Richmond-Burton’s Suttons compete about everything, including tattoos

RICHMOND – Somebody here is getting a butterfly tattoo on the small of his back.

It’s not a permanent tattoo, mind you. It’s a spray-on tattoo that must be worn throughout the duration of spring break next month in Fort Myers, Fla.

The rules have been set for the four male contestants in the Sutton household: Brothers Garrett, Grant and Gavin, along with their dad, Howard. It’s a weight differential contest, with all three brothers vying to gain the most weight and Howard competing to lose the most weight between now and spring break.

The contestants weighed in Sunday and will return to the scales in three weeks. Everyone has agreed to the guidelines, which are as simple as the stakes are high.

• Smallest weight differential loses.

• There’s no backing out.

• You can’t wash off the tattoo.

• You can’t wear a shirt on the beach to cover it up.

“The worst part,” Garrett said with a laugh, “is when you get a tan, there’s going to be a butterfly white spot right there afterward.”

Wrestling season might be over, but friendly competition is a year-round sport in this family of remarkable athletes and amateur comedians from Richmond-Burton.

Five days ago, all three Sutton boys placed in the top three in their weight classes during the state individual wrestling meet in Champaign. Garrett won the 160-pound title match for his second straight state championship, while Grant finished second in the 126-pound finals and Gavin placed third at 113.

Garrett, a senior, will wrestle on scholarship for at Michigan next year. Bright futures also await Grant, who is a junior, and Gavin, who is a freshman.

But move past the mat and look beyond the stats, and it quickly becomes apparent that the Suttons are a close-knit, down-to-earth family that just so happens to be filled with great wrestlers. Howard and Patti Sutton have raised the family on their 5-acre property in Richmond, where soccer and volleyball games break out in the yard almost as quickly as food disappears from the kitchen.

“I can’t tell you how many times I’ve said, ‘Gee, I feel like I need to write a book,’ ” said Patti, who works at Richmond-Burton. “They’re funny. You think of wrestlers and football players as these big, burly kids, but they are so entertaining.

“They’re like our Huey, Dewey and Louie.”

The brothers thrive in school – Garrett chose to go to Michigan in part because of its excellent business program – and take their wrestling workouts seriously. They’ll return to the mats in about a month for a vigorous offseason training program at the Overtime School of Wrestling in Crystal Lake.

More important than being good wrestlers, Howard said, is that his sons are good kids who look out for one another. Their sibling bond is stronger than a headlock.

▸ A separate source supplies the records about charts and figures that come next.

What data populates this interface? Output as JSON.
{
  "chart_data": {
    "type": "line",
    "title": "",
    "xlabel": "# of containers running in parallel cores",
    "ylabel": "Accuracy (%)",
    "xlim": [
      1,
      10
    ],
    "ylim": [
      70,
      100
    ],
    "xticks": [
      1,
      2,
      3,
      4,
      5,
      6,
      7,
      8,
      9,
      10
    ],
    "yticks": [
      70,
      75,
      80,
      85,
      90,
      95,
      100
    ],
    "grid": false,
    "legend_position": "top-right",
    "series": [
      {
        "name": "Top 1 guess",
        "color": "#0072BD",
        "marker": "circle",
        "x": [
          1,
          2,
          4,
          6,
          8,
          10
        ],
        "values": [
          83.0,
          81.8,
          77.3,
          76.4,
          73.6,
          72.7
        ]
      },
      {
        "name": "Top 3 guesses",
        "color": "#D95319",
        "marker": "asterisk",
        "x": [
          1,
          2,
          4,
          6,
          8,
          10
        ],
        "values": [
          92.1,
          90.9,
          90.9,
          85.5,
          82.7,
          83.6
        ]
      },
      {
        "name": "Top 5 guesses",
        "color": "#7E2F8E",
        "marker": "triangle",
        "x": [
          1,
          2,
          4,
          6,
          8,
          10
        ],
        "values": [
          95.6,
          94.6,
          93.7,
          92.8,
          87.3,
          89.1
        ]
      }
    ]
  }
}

“We’re really fortunate,” said Howard, an electrician who also coaches wrestling and football. “Through school, through football, through any sports they’ve ever been involved with, they’ve always been the leaders.”

It starts with Garrett, who embraces his role as mentor to his younger brothers.

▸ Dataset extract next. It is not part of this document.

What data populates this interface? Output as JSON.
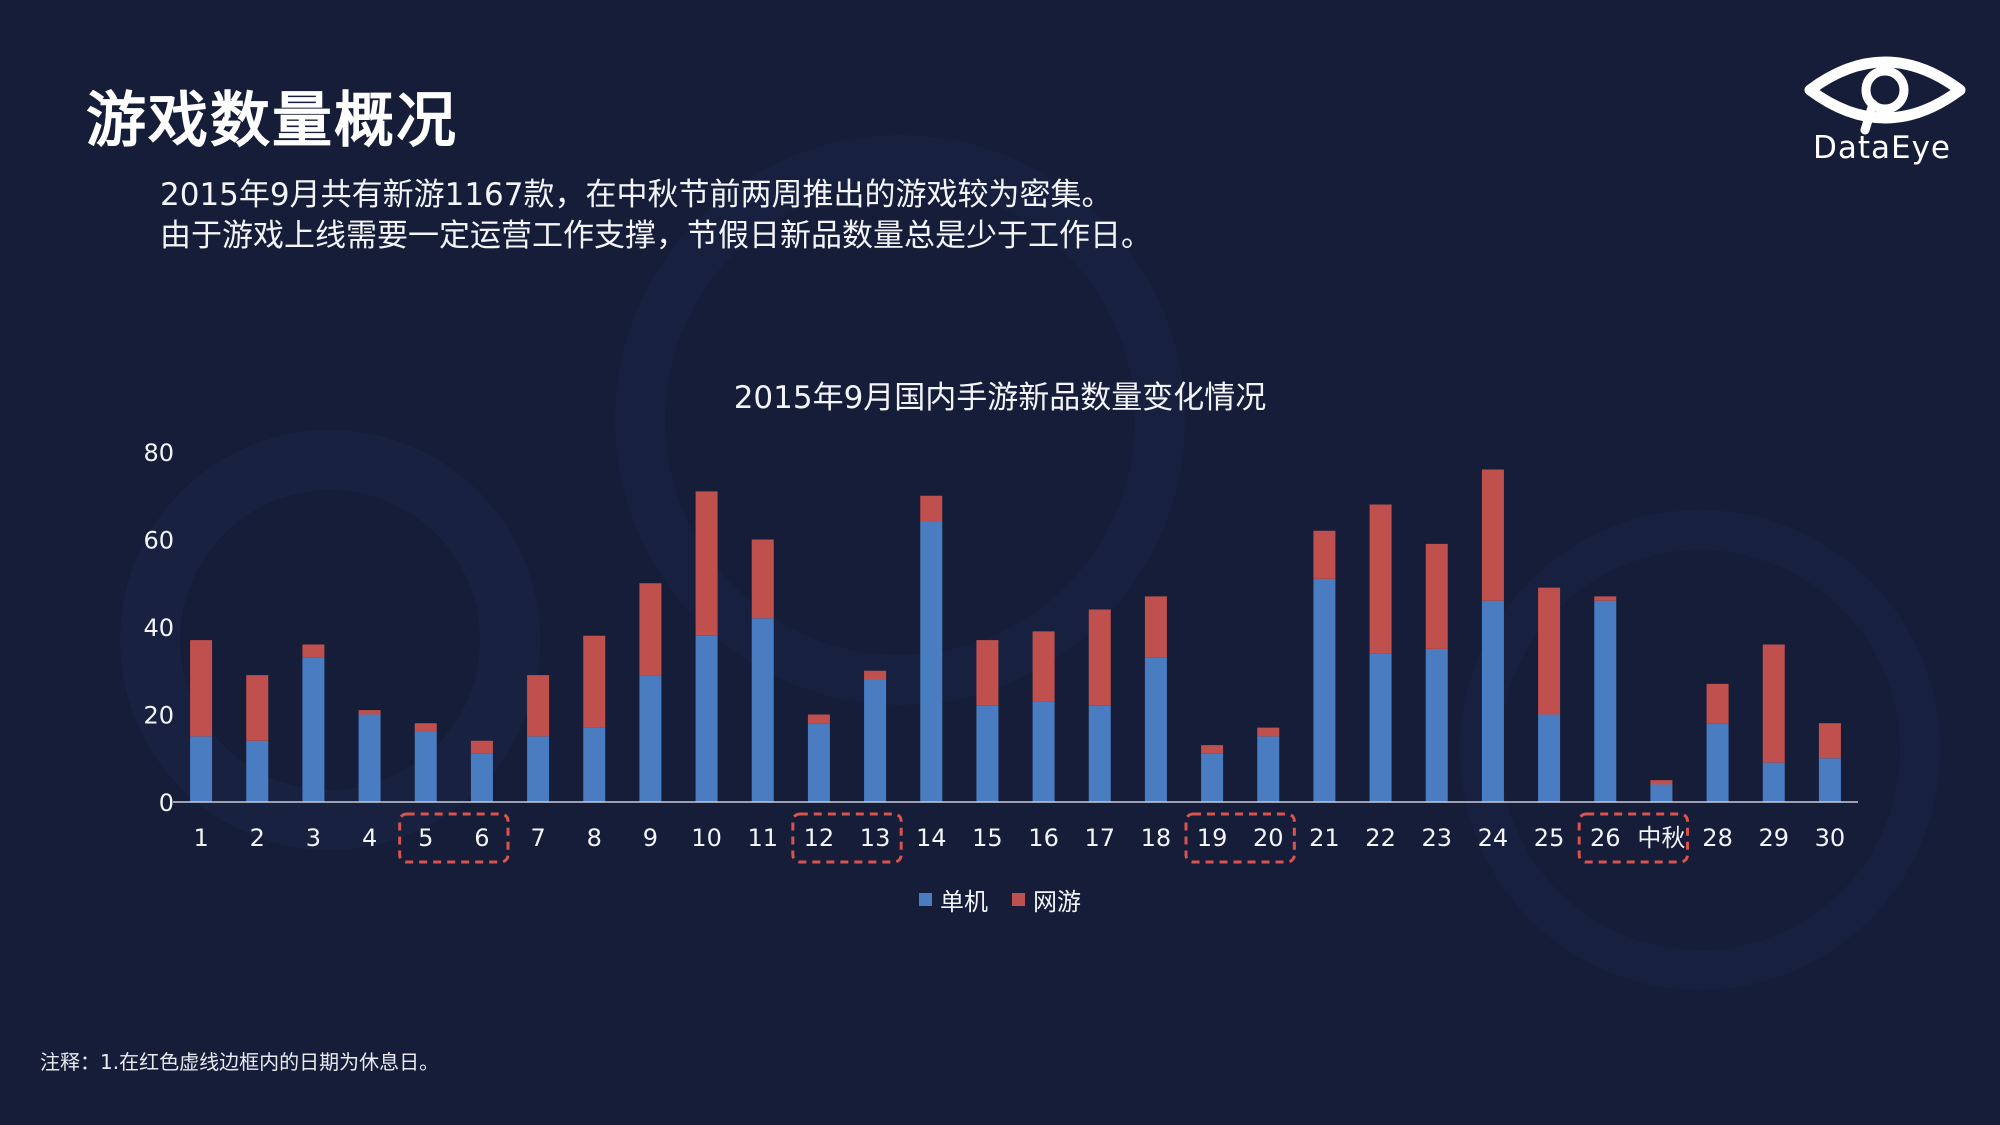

“It’s basically like I’m setting tracks for them,” Garrett said. “And hopefully they will follow.”

It continues with Grant, who is ready to take on a bigger leadership role when Garrett moves away for college.

“I look up to both of them,” Grant said. “I look up to Garrett because he’s an inspiration for me. And Gavin, I look up to him, too. He’s already good, and I’m excited to see where he goes.”

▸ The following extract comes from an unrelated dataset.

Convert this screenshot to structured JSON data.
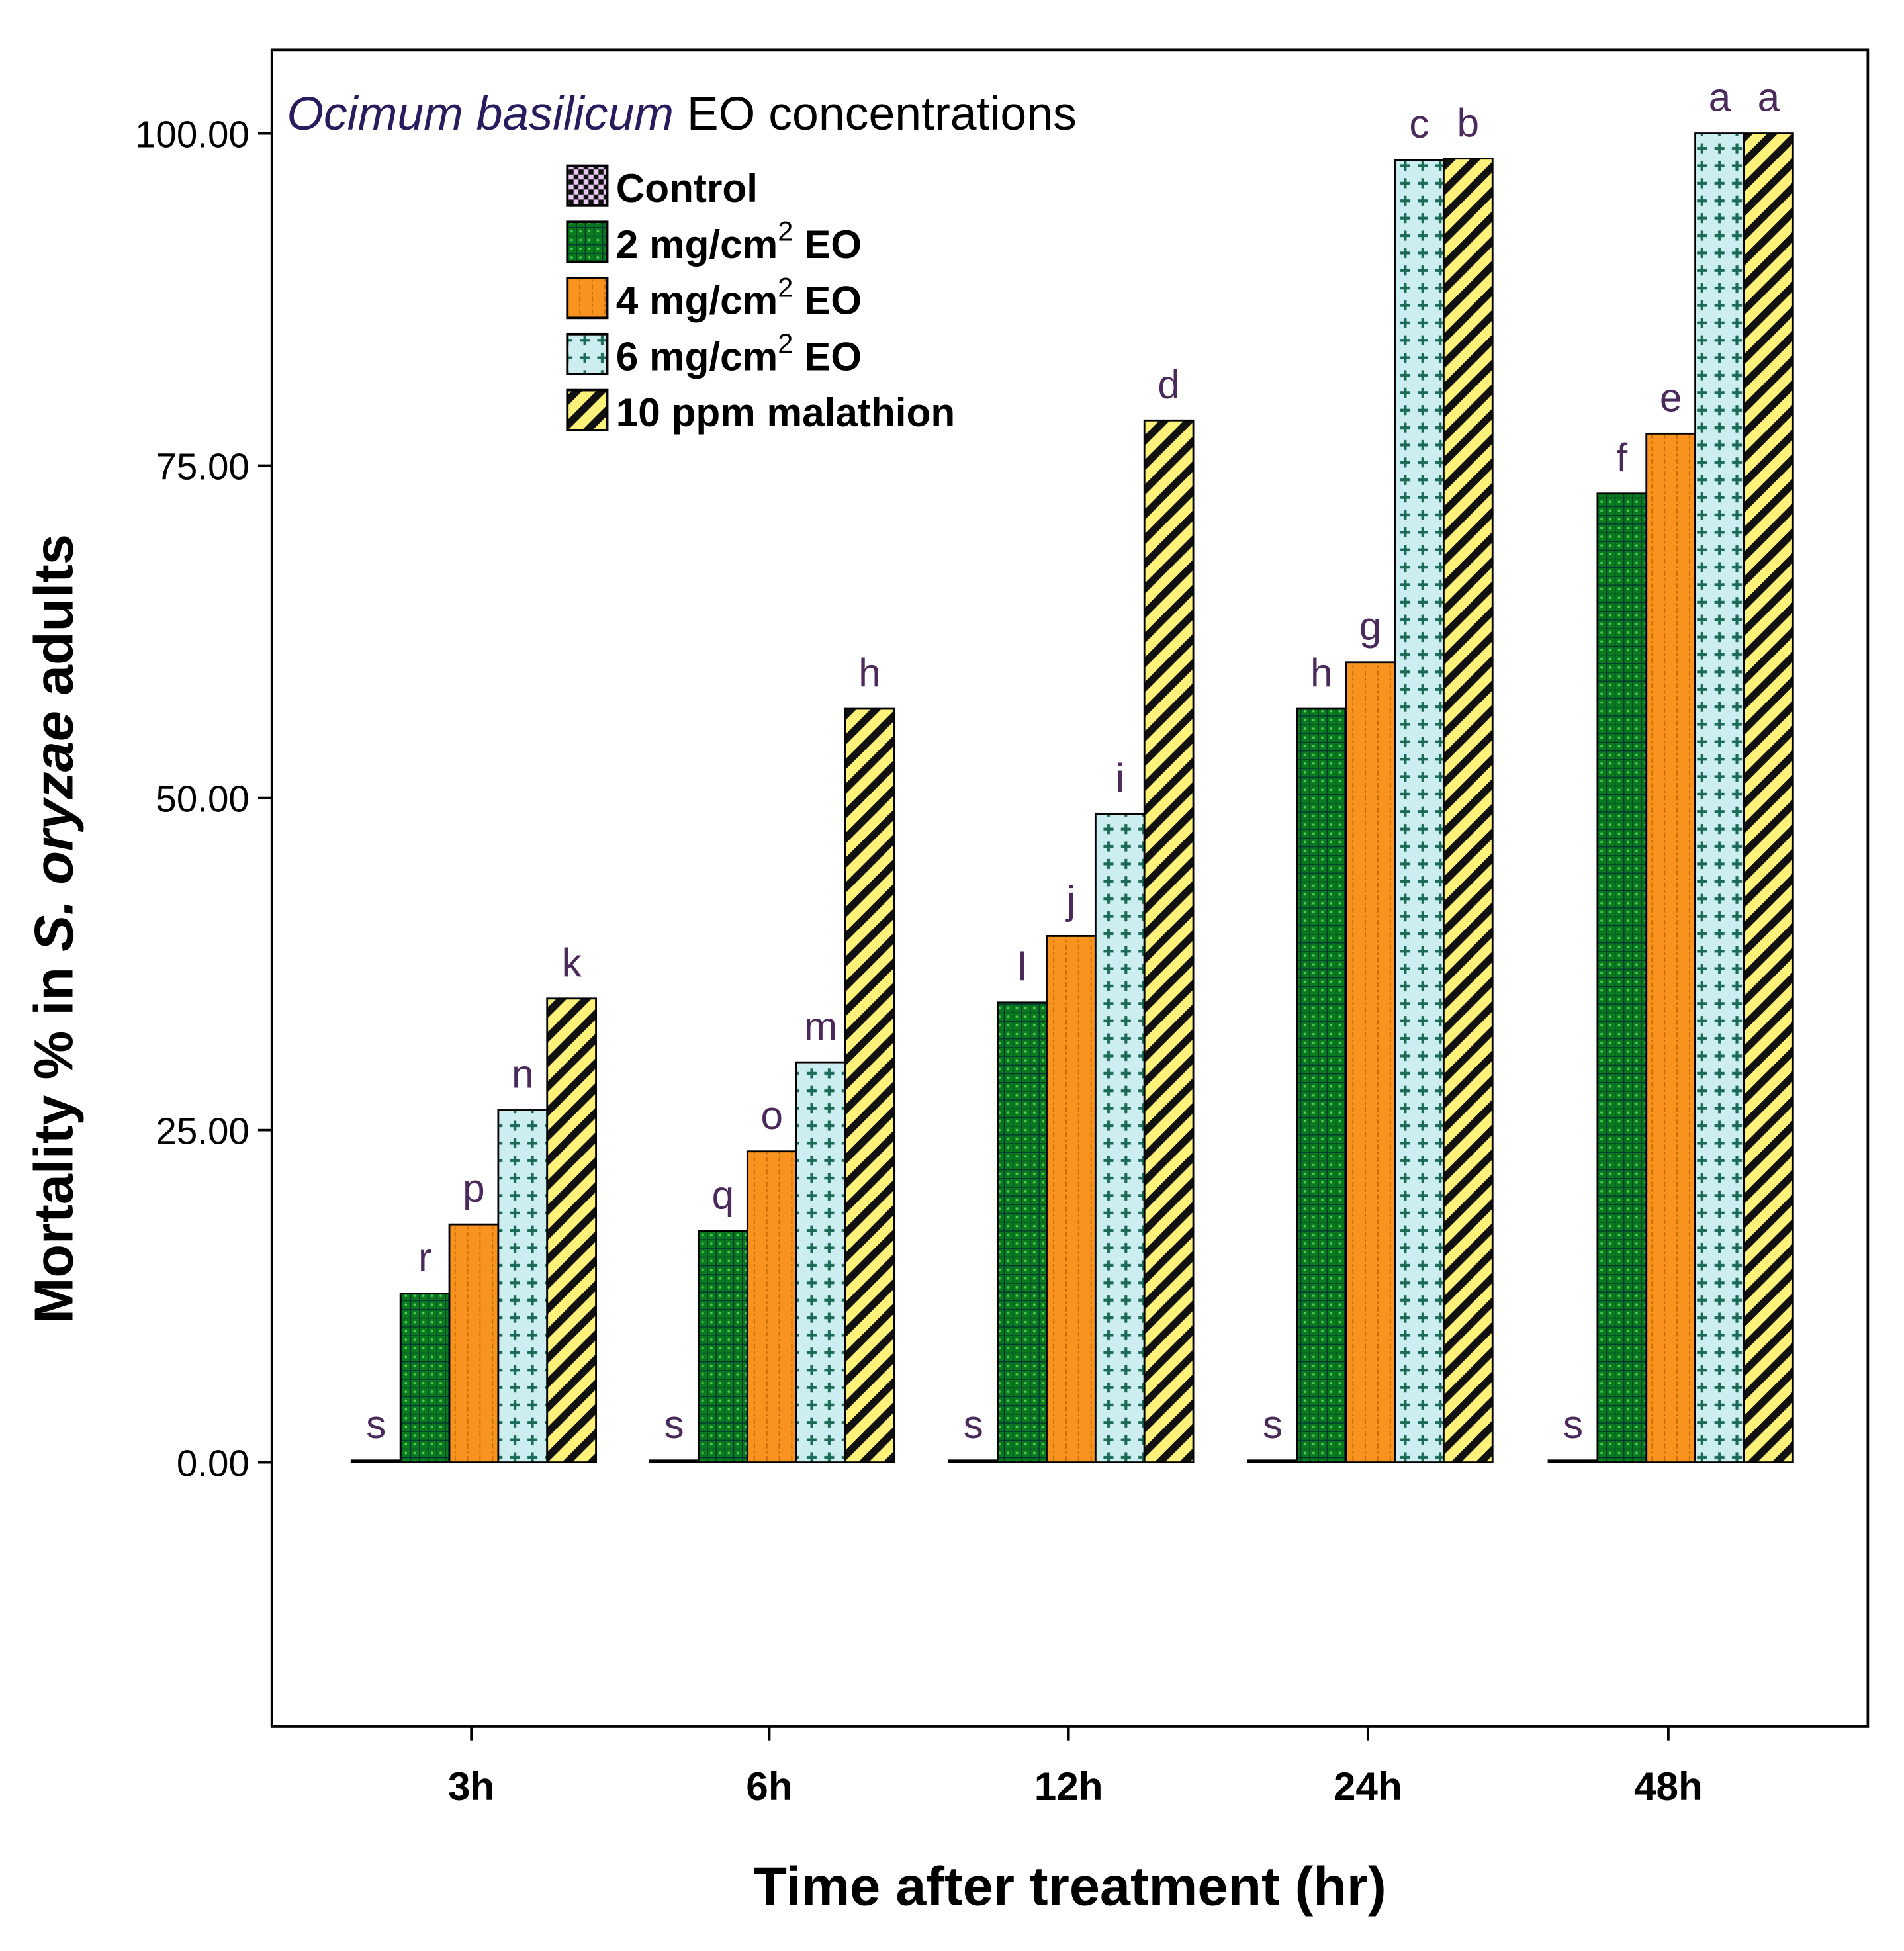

It ends with Gavin, who wanted to wrestle for about as long as he can remember.

“I wanted to do it because they did it,” Gavin said. “When they would be eating dinner, I would be in the car with my wrestling shoes in the back.”

Time flies when you’re having fun, which is to say that time flies in the Sutton family. All three brothers are teenagers now, and each one has a monster appetite and a perpetual hunger to win family competitions.

It was not surprising, then, to learn about the brothers’ calorie extravaganza on the first full day of the weight differential competition. Keep in mind that they already had eaten breakfast and lunch.

“After school, we made a Chipotle run,” Garrett said. “Then to Yogeeze for ice cream. And then we drove home and my dad had some steaks waiting for us.”

So far, the contest is too close to call.

“We all have a pretty good shot,” Grant said. “I think we’re all a little scared on the inside about that tattoo.”

They’re all a little scared, that is, with one older, wiser exception.

“Trust me,” Howard said with a chuckle. “I’m not going to lose this one.”